Speaking to the Star from the Talhin deportation centre in Saudi Arabia on phone, Njeri said that they are about 30 women who want to return home. She said that although they are getting some food at the centre, they are yearning to get back home as soon as possible. The mother of two said that while working as a house girl, she “met face-to-face with slavery”.

She said that they have been witnessing women being killed and their bodies disposed. She said that with the work atmosphere of mistreatment, they are being killed slowly. “I was neither given food nor allowed to take shower. I was being overloaded with work, I used to sleep on the floor . So I realised that I would be killed after some time and thus I escaped to the airport where I was taken to the deportation centre,” said Njeri.

Human rights activist with Community Bridge Network which has been assisting in deporting the women back to Kenya called upon the government to help the girl and many others who have been locked in Arabia to return. He also pleaded with the government and block the bogus agents’ from trafficking the children. He said, “the Saudi employers pay Kenyan agents not less than Sh300, 000 per child and when you call on the agent to help the child to return, the broker asks for Sh100, 000.
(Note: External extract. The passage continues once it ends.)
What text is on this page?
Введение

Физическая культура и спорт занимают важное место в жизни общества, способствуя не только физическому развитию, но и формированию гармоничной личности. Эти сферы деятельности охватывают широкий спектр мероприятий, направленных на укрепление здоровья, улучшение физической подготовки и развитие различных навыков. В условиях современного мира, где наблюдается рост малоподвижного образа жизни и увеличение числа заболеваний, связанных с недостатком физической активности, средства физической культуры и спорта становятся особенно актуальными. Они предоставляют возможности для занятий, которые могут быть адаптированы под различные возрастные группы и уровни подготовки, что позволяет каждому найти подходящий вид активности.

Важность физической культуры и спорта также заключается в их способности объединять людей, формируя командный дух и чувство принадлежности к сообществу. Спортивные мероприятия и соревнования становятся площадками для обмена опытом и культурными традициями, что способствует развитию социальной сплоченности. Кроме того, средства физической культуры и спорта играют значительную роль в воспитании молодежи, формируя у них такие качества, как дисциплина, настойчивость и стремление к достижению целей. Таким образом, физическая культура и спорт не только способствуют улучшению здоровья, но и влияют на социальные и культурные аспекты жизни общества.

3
He said that the 12-person-commission which was set aside by the government to investigate the cartel has done nothing up to this far.” Some of Njeri’s colleagues and other women from other countries, according to Kamau, have been killed a month earlier and their bodies disposed in refrigerators. They had been closed in the refrigerators while arrive. Other two who went with her were deported a month ago after they escaped death narrowly.

Kamau said that they were locked up in Talhin and later through the help of a Kenyan official in Kenyan embassy in Saudi Arabia, they were returned home. He said that he has information that another prison called Maktabah which is about 300 kilometers Talhin deportation center has about 151 women who are being locked awaiting deportation back to Kenya. “We have very many Kenyan women who are in the two centers and we are concerned that if urgent is done, they might die out of shock and lack of proper care. We are aware that men who go in Saudi Arabia do not suffer as much as women do. We are warning parents not to allow their children from going into the Arab country,” said Kamau.